During the 2000 presidential campaign, Dubya stated that he opposed nation building and foreign military entanglements – he said in a debate that he wasn’t sure the role of the United States was to go around and say to other countries, “This is the way it’s got to be” – and then promptly did just that, ignoring millions around the world who protested against bombing Iraq and waging war in Afghanistan. Together, these despicable enterprises have cost thousands of human lives and $1,296,182,660,793 and counting.

For what?

Why do we posture and pretend to value human life – even going so far as to restrict the legal right of American women to control their own bodies and abort their fetuses – while tacitly approving the abuse and murder of those whose only crimes are that their skin color, language and/or religion are different or they’re in the wrong place at the wrong time?

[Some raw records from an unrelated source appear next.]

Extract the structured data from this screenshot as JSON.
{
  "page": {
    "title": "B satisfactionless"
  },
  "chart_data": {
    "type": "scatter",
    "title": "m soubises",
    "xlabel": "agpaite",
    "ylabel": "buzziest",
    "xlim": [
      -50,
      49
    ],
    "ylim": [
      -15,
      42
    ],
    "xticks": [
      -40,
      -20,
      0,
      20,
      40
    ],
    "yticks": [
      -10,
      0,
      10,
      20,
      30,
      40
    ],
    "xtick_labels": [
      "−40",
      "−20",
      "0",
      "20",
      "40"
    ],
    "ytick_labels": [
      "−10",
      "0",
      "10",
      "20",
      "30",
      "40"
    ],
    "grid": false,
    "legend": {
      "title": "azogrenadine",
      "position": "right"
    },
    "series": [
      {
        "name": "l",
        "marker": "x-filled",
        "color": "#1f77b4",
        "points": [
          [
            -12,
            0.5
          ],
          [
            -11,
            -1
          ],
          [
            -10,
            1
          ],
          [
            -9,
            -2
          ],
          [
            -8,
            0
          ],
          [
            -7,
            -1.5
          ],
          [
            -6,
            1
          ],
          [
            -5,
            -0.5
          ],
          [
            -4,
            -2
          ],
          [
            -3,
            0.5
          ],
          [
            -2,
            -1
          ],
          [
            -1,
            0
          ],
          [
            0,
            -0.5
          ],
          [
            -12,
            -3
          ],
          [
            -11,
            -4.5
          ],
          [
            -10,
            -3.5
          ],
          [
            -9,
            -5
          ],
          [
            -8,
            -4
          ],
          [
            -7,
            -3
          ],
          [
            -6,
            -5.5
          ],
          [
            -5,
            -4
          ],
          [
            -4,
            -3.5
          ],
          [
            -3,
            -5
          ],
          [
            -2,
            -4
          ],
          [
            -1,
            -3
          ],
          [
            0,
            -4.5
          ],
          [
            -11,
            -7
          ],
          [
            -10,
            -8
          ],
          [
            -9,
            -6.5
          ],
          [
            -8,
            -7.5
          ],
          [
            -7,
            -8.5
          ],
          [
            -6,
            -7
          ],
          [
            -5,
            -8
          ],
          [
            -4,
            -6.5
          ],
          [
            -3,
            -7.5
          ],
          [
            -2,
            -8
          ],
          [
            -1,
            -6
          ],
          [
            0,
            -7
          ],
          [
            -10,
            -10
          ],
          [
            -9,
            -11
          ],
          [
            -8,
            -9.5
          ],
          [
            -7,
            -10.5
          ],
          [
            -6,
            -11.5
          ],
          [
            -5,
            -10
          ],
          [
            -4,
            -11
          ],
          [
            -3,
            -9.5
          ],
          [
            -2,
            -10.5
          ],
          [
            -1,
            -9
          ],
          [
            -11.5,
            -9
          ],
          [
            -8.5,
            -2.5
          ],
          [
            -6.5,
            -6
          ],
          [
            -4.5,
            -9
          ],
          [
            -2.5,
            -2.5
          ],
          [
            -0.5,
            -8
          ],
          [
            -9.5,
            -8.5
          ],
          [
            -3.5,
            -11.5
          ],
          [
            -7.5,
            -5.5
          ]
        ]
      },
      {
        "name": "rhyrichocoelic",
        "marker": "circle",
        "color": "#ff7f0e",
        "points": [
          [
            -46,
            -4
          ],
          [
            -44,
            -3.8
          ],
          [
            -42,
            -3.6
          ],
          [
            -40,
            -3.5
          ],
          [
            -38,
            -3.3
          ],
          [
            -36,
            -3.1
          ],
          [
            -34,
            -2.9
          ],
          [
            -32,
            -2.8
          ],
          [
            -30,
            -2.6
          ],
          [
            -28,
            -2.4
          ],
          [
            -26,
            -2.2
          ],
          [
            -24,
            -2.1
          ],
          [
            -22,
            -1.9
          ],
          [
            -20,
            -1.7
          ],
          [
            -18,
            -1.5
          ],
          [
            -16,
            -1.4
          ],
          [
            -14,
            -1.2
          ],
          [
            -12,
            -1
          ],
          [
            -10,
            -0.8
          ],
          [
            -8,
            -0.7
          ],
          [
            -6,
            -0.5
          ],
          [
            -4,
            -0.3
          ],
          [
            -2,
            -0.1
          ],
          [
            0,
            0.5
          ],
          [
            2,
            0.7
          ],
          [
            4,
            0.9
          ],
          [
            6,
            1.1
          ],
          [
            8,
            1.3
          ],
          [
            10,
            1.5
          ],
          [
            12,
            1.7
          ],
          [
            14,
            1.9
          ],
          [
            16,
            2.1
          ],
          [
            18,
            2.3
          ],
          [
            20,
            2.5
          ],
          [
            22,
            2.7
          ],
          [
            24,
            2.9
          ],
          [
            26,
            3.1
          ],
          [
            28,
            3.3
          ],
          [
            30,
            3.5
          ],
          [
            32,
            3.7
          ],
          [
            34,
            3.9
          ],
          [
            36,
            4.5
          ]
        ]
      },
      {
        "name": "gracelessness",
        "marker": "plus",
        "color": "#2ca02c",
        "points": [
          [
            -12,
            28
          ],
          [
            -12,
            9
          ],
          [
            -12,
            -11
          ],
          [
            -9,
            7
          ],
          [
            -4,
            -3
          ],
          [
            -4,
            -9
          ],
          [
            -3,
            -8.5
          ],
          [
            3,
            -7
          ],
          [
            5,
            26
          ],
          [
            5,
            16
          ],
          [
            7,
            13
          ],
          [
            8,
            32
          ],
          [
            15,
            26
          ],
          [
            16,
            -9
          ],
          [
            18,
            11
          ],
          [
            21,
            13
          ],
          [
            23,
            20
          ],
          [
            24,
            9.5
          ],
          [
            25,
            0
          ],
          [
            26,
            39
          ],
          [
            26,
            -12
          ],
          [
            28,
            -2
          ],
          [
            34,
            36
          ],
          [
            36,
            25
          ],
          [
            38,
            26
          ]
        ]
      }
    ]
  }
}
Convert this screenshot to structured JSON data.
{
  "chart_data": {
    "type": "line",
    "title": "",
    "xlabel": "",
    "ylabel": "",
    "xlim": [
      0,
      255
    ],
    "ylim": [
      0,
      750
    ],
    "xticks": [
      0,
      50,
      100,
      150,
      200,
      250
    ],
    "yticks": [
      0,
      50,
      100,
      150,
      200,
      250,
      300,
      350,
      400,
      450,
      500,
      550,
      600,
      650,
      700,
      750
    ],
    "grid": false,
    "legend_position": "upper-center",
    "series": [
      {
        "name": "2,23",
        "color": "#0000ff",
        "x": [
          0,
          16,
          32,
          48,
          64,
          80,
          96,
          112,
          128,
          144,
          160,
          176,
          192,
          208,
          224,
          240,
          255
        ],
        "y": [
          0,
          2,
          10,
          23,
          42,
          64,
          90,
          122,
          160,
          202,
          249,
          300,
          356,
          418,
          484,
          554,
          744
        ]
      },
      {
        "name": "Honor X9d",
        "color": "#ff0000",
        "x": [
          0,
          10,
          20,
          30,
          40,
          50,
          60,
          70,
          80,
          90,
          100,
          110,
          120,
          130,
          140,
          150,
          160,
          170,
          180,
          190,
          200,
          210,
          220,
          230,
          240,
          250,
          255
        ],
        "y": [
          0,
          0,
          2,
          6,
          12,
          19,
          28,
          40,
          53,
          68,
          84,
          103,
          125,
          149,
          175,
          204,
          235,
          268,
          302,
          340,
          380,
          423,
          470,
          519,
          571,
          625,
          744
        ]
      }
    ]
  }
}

I know most soldiers don’t cross over to the Dark Side – although last I checked, killing was part of the job – and it’s worth repeating that you can support our troops and be grateful to them for risking their lives and sacrificing so much while at the same time opposing the conflicts in which they’re participating. (Whenever I spot a “Support Our Troops” bumper sticker on the road - usually on a minivan or sport-utility vehicle - I always have to resist the urge to pull up alongside the driver and shout, “How?! How are you supporting our soldiers? What are you doing to support ‘em besides slapping a 12-inch by three-inch sticker on your gas-guzzling SUV?”)

The best way to support our troops is to stop putting them in harm’s way for oil or nonexistent weapons of mass destruction, to bring them home to their spouses and children and parents, and to vote for politicians who believe that war should be a last resort, not a Tier One policy option.

I can overlook some political differences but this testosterone-driven, narrow-minded chest-beating, saber-rattling, weapon-brandishing, "let’s-bomb-‘em-‘cause-sanctions-failed" policy, this predilection for violence and mass murder on the part of politicians is shameful, barbaric and beneath us as evolved human beings, as men and women of the 21st Century.

I’m not some naïve, flighty, Department of Peace-wanting, Ron Paul-supporting isolationist and I rely on oil in my daily life just like everybody else. I realize it would be challenging to heat my house, drive my car or maintain a comfortable lifestyle using less or alternative energy. But I’m willing to try, to make changes. It’s not worth the death of innocent people. It’s not worth the sleepless nights and the blood being shed in my name.

Call me a wuss or hippy or peacenik or bleeding heart liberal if you must. I’ll just turn the other cheek.

“I hate war as only a soldier who has lived it can, only as one who has seen its brutality, its futility, its stupidity.”